Many people are confused when the topic is the alloy for manufacturing drum plates.
The subject is not really that simple for those who are not familiar with it, or for those who focus on other elements which are also very important in the composition of your drum set.
A few people believe that one alloy is better than the other, or they believe in stories about this or that brand.
All of this is part of the magic surrounding the instrument and the music where it was applied. This many a times has inspired us and guided most of our lives. However, better than living of fables and folklore is to know the technical part and understand the reasons some legends have become so real.
When we talk about alloys, we are talking about the raw material plates are made from.

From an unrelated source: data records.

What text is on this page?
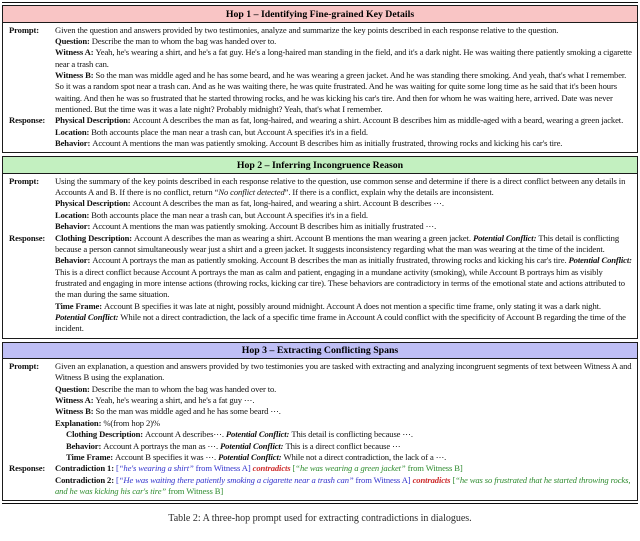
Hop 1 – Identifying Fine-grained Key Details
Prompt:	Given the question and answers provided by two testimonies, analyze and summarize the key points described in each response relative to the question.

Question: Describe the man to whom the bag was handed over to.

Witness A: Yeah, he's wearing a shirt, and he's a fat guy. He's a long-haired man standing in the field, and it's a dark night. He was waiting there patiently smoking a cigarette near a trash can.

Witness B: So the man was middle aged and he has some beard, and he was wearing a green jacket. And he was standing there smoking. And yeah, that's what I remember. So it was a random spot near a trash can. And as he was waiting there, he was quite frustrated. And he was waiting for quite some long time as he said that it's been hours waiting. And then he was so frustrated that he started throwing rocks, and he was kicking his car's tire. And then for whom he was waiting here, arrived. Date was never mentioned. But the time was it was a late night? Probably midnight? Yeah, that's what I remember.

Response:	Physical Description: Account A describes the man as fat, long-haired, and wearing a shirt. Account B describes him as middle-aged with a beard, wearing a green jacket.

Location: Both accounts place the man near a trash can, but Account A specifies it's in a field.

Behavior: Account A mentions the man was patiently smoking. Account B describes him as initially frustrated, throwing rocks and kicking his car's tire.

Hop 2 – Inferring Incongruence Reason
Prompt:	Using the summary of the key points described in each response relative to the question, use common sense and determine if there is a direct conflict between any details in Accounts A and B. If there is no conflict, return “No conflict detected”. If there is a conflict, explain why the details are inconsistent.

Physical Description: Account A describes the man as fat, long-haired, and wearing a shirt. Account B describes ⋯.

Location: Both accounts place the man near a trash can, but Account A specifies it's in a field.

Behavior: Account A mentions the man was patiently smoking. Account B describes him as initially frustrated ⋯.

Response:	Clothing Description: Account A describes the man as wearing a shirt. Account B mentions the man wearing a green jacket. Potential Conflict: This detail is conflicting because a person cannot simultaneously wear just a shirt and a green jacket. It suggests inconsistency regarding what the man was wearing at the time of the incident.

Behavior: Account A portrays the man as patiently smoking. Account B describes the man as initially frustrated, throwing rocks and kicking his car's tire. Potential Conflict: This is a direct conflict because Account A portrays the man as calm and patient, engaging in a mundane activity (smoking), while Account B portrays him as visibly frustrated and engaging in more intense actions (throwing rocks, kicking car tire). These behaviors are contradictory in terms of the emotional state and actions attributed to the man during the same situation.

Time Frame: Account B specifies it was late at night, possibly around midnight. Account A does not mention a specific time frame, only stating it was a dark night. Potential Conflict: While not a direct contradiction, the lack of a specific time frame in Account A could conflict with the specificity of Account B regarding the time of the incident.

Hop 3 – Extracting Conflicting Spans
Prompt:	Given an explanation, a question and answers provided by two testimonies you are tasked with extracting and analyzing incongruent segments of text between Witness A and Witness B using the explanation.

Question: Describe the man to whom the bag was handed over to.

Witness A: Yeah, he's wearing a shirt, and he's a fat guy ⋯.

Witness B: So the man was middle aged and he has some beard ⋯.

Explanation: %(from hop 2)%

Clothing Description: Account A describes⋯. Potential Conflict: This detail is conflicting because ⋯.

Behavior: Account A portrays the man as ⋯. Potential Conflict: This is a direct conflict because ⋯

Time Frame: Account B specifies it was ⋯. Potential Conflict: While not a direct contradiction, the lack of a ⋯.

Response:	Contradiction 1: [“he's wearing a shirt” from Witness A] contradicts [“he was wearing a green jacket” from Witness B]

Contradiction 2: [“He was waiting there patiently smoking a cigarette near a trash can” from Witness A] contradicts [“he was so frustrated that he started throwing rocks, and he was kicking his car's tire” from Witness B]

Table 2: A three-hop prompt used for extracting contradictions in dialogues.
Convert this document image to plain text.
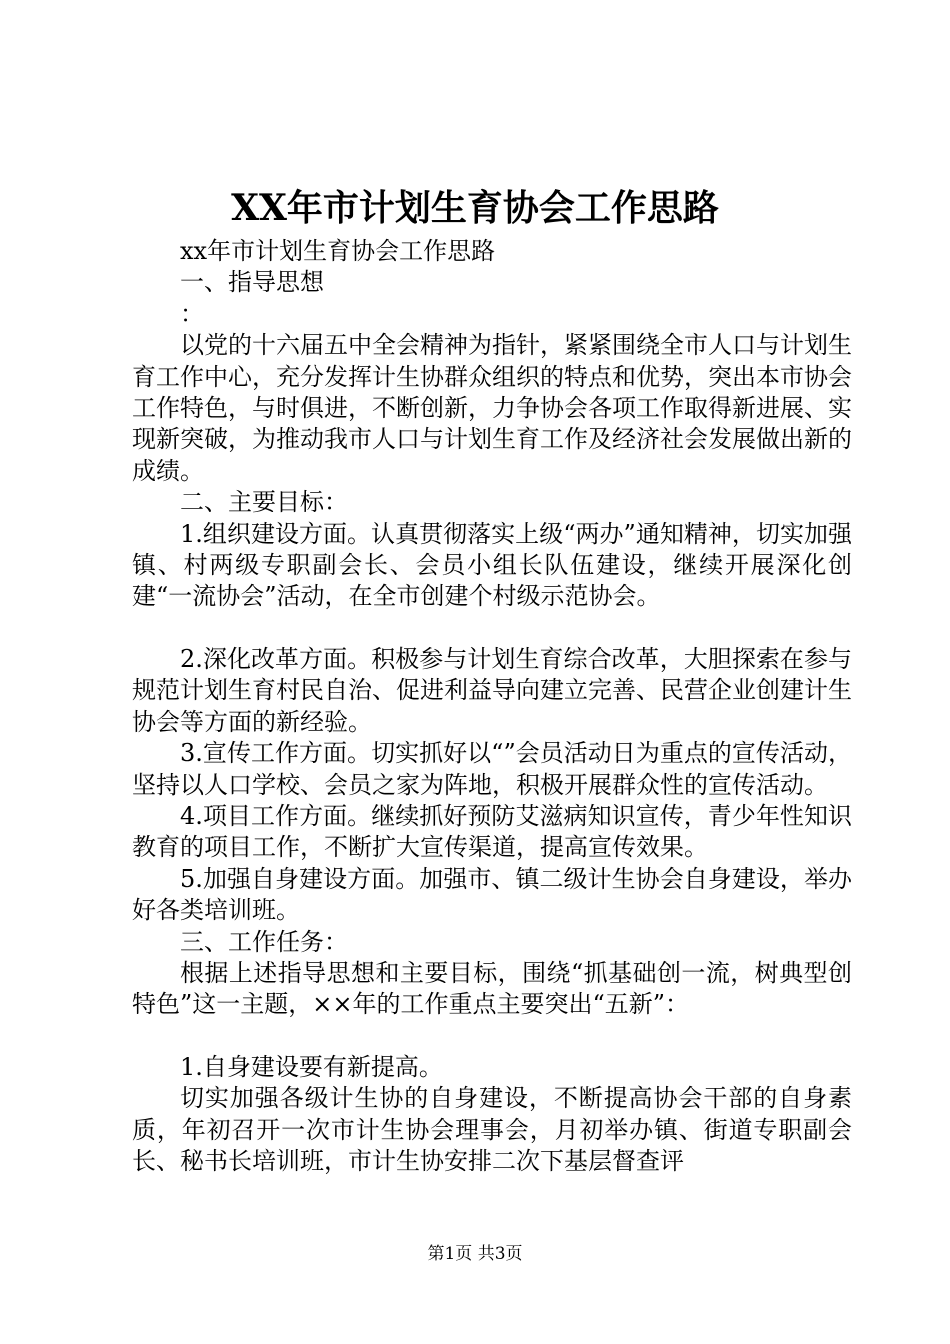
XX年市计划生育协会工作思路

xx年市计划生育协会工作思路

一、指导思想

：

以党的十六届五中全会精神为指针，紧紧围绕全市人口与计划生育工作中心，充分发挥计生协群众组织的特点和优势，突出本市协会工作特色，与时俱进，不断创新，力争协会各项工作取得新进展、实现新突破，为推动我市人口与计划生育工作及经济社会发展做出新的成绩。

二、主要目标：

1.组织建设方面。认真贯彻落实上级“两办”通知精神，切实加强镇、村两级专职副会长、会员小组长队伍建设，继续开展深化创建“一流协会”活动，在全市创建个村级示范协会。

2.深化改革方面。积极参与计划生育综合改革，大胆探索在参与规范计划生育村民自治、促进利益导向建立完善、民营企业创建计生协会等方面的新经验。

3.宣传工作方面。切实抓好以“”会员活动日为重点的宣传活动，坚持以人口学校、会员之家为阵地，积极开展群众性的宣传活动。

4.项目工作方面。继续抓好预防艾滋病知识宣传，青少年性知识教育的项目工作，不断扩大宣传渠道，提高宣传效果。

5.加强自身建设方面。加强市、镇二级计生协会自身建设，举办好各类培训班。

三、工作任务：

根据上述指导思想和主要目标，围绕“抓基础创一流，树典型创特色”这一主题，××年的工作重点主要突出“五新”：

1.自身建设要有新提高。

切实加强各级计生协的自身建设，不断提高协会干部的自身素质，年初召开一次市计生协会理事会，月初举办镇、街道专职副会长、秘书长培训班，市计生协安排二次下基层督查评

第1页 共3页
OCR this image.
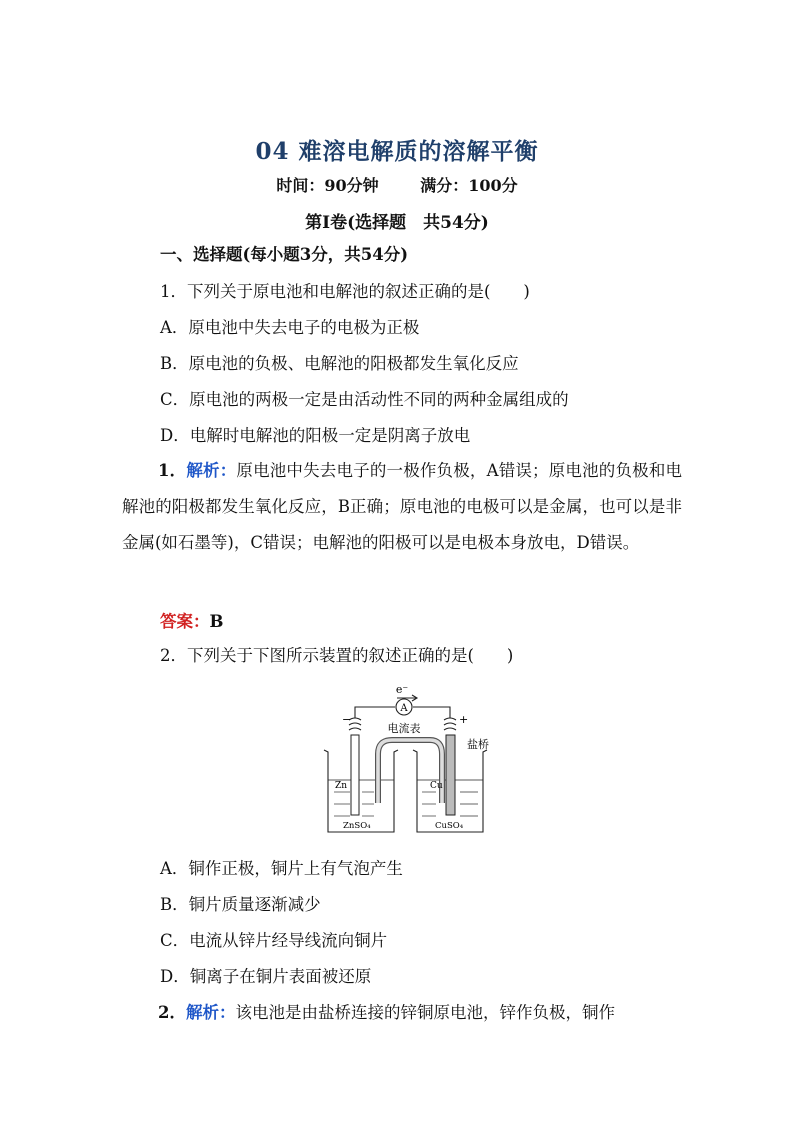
04 难溶电解质的溶解平衡
时间：90分钟	满分：100分
第Ⅰ卷(选择题　共54分)
一、选择题(每小题3分，共54分)
1．下列关于原电池和电解池的叙述正确的是(　　)
A．原电池中失去电子的电极为正极
B．原电池的负极、电解池的阳极都发生氧化反应
C．原电池的两极一定是由活动性不同的两种金属组成的
D．电解时电解池的阳极一定是阴离子放电
1．解析：原电池中失去电子的一极作负极，A错误；原电池的负极和电解池的阳极都发生氧化反应，B正确；原电池的电极可以是金属，也可以是非金属(如石墨等)，C错误；电解池的阳极可以是电极本身放电，D错误。
答案：B
2．下列关于下图所示装置的叙述正确的是(　　)
A
e⁻
电流表
−	+
盐桥
Zn	Cu
ZnSO₄	CuSO₄
A．铜作正极，铜片上有气泡产生
B．铜片质量逐渐减少
C．电流从锌片经导线流向铜片
D．铜离子在铜片表面被还原
2．解析：该电池是由盐桥连接的锌铜原电池，锌作负极，铜作
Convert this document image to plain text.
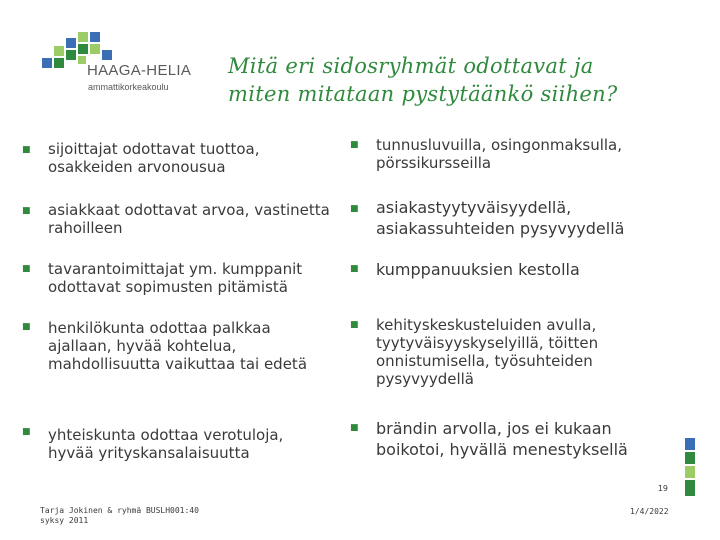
HAAGA-HELIA
ammattikorkeakoulu
Mitä eri sidosryhmät odottavat ja
miten mitataan pystytäänkö siihen?
■ sijoittajat odottavat tuottoa,
osakkeiden arvonousua
■ tunnusluvuilla, osingonmaksulla,
pörssikursseilla
■ asiakkaat odottavat arvoa, vastinetta
rahoilleen
■ asiakastyytyväisyydellä,
asiakassuhteiden pysyvyydellä
■ tavarantoimittajat ym. kumppanit
odottavat sopimusten pitämistä
■ kumppanuuksien kestolla
■ henkilökunta odottaa palkkaa
ajallaan, hyvää kohtelua,
mahdollisuutta vaikuttaa tai edetä
■ kehityskeskusteluiden avulla,
tyytyväisyyskyselyillä, töitten
onnistumisella, työsuhteiden
pysyvyydellä
■ yhteiskunta odottaa verotuloja,
hyvää yrityskansalaisuutta
■ brändin arvolla, jos ei kukaan
boikotoi, hyvällä menestyksellä
Tarja Jokinen & ryhmä BUSLH001:40
syksy 2011
19
1/4/2022
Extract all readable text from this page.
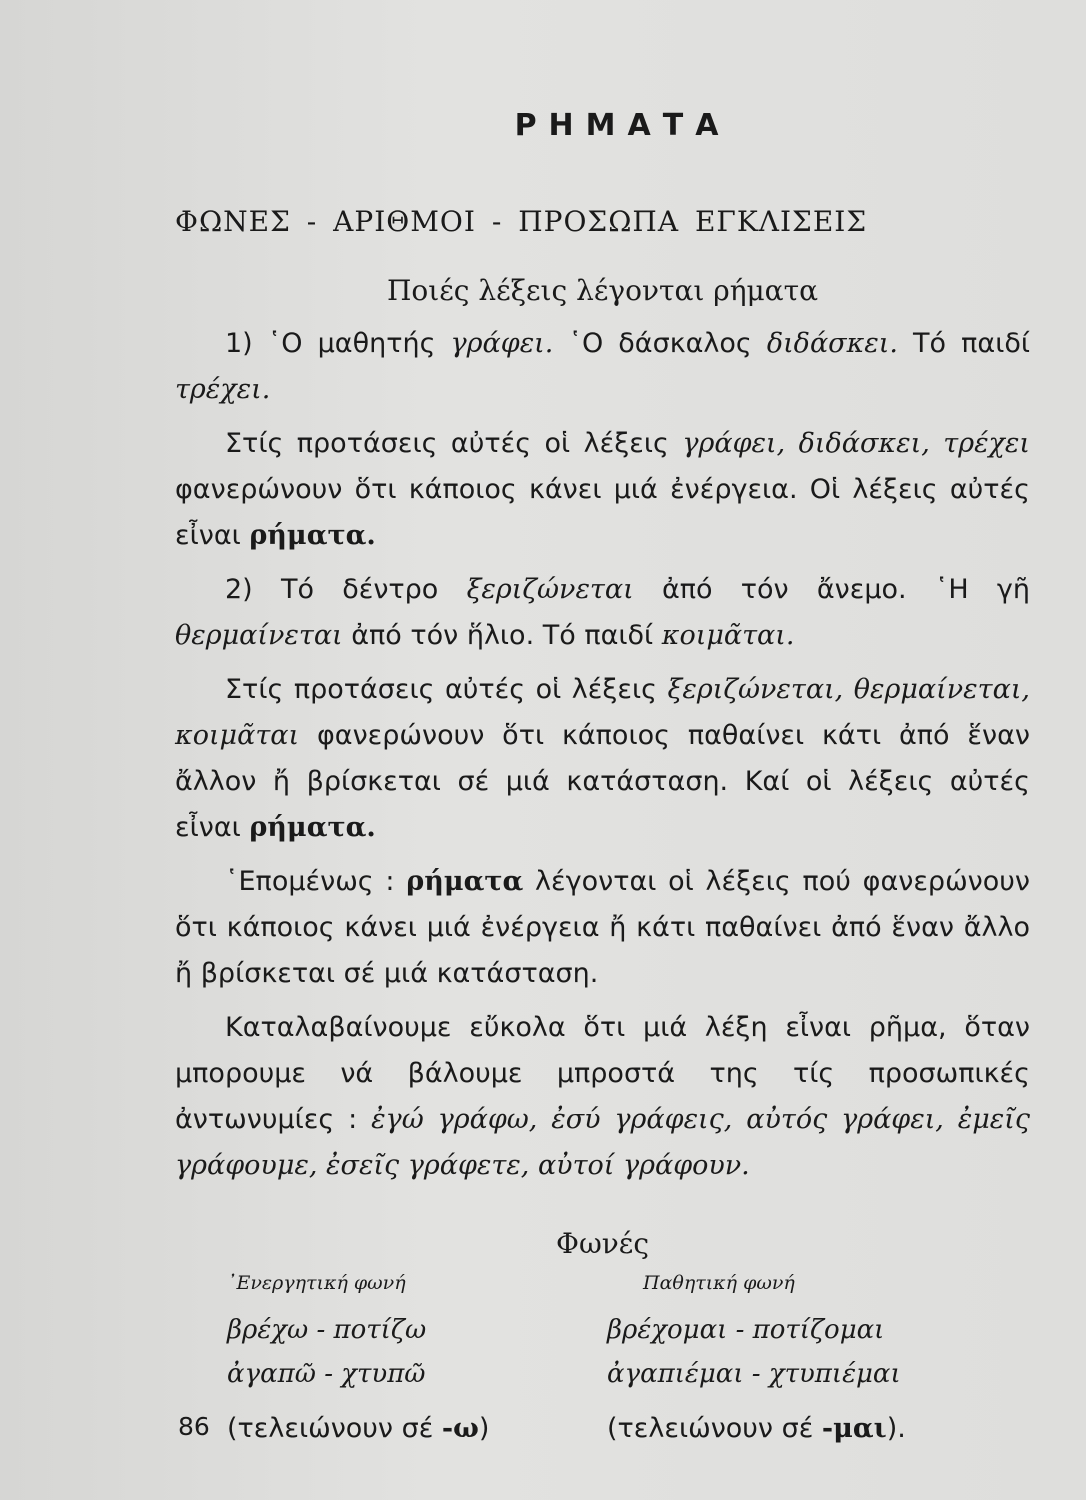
ΡΗΜΑΤΑ
ΦΩΝΕΣ - ΑΡΙΘΜΟΙ - ΠΡΟΣΩΠΑ ΕΓΚΛΙΣΕΙΣ
Ποιές λέξεις λέγονται ρήματα

1) ῾Ο μαθητής γράφει. ῾Ο δάσκαλος διδάσκει. Τό παιδί τρέχει.

Στίς προτάσεις αὐτές οἱ λέξεις γράφει, διδάσκει, τρέχει φανερώνουν ὅτι κάποιος κάνει μιά ἐνέργεια. Οἱ λέξεις αὐτές εἶναι ρήματα.

2) Τό δέντρο ξεριζώνεται ἀπό τόν ἄνεμο. ῾Η γῆ θερμαίνεται ἀπό τόν ἥλιο. Τό παιδί κοιμᾶται.

Στίς προτάσεις αὐτές οἱ λέξεις ξεριζώνεται, θερμαίνεται, κοιμᾶται φανερώνουν ὅτι κάποιος παθαίνει κάτι ἀπό ἕναν ἄλλον ἤ βρίσκεται σέ μιά κατάσταση. Καί οἱ λέξεις αὐτές εἶναι ρήματα.

῾Επομένως : ρήματα λέγονται οἱ λέξεις πού φανερώνουν ὅτι κάποιος κάνει μιά ἐνέργεια ἤ κάτι παθαίνει ἀπό ἕναν ἄλλο ἤ βρίσκεται σέ μιά κατάσταση.

Καταλαβαίνουμε εὔκολα ὅτι μιά λέξη εἶναι ρῆμα, ὅταν μπορουμε νά βάλουμε μπροστά της τίς προσωπικές ἀντωνυμίες : ἐγώ γράφω, ἐσύ γράφεις, αὐτός γράφει, ἐμεῖς γράφουμε, ἐσεῖς γράφετε, αὐτοί γράφουν.

Φωνές
᾿Ενεργητική φωνή
βρέχω - ποτίζω
ἀγαπῶ - χτυπῶ
(τελειώνουν σέ -ω)
Παθητική φωνή
βρέχομαι - ποτίζομαι
ἀγαπιέμαι - χτυπιέμαι
(τελειώνουν σέ -μαι).
86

The main alloys are: Brass, B8, B10 and B20.
Many people end up discriminating this or that plate or because they have a larger or smaller number in its graphic representation.
Except for Brass, which has very limited sound characteristics, the B8, B10 or B20 bronze plates can be classified regarding their sensitivity.
The more the number on the right increases, the greater its sensibility. For instance:
Plates produced in B8 tend to have a greater resistance than those made in B20, and thus, if you have a strong stroke, and use heavy drumsticks, it might be more interesting to use B8 or B10 plates, with the latter slightly more sensitive, revealling sound nuances that are more difficult to extract from the former in more controlled conditions, such as in studios and controlled environments, such as theaters or concert rooms with good capture and reproduction equipment.
B20 plates are interesting for musicians working with variable dynamics in environments demanding both techniques and control.
It is important to emphasize that it is not about this one or that one being “better”. We are talking about an array of options, where you can find the plate that best meet your needs and expectations.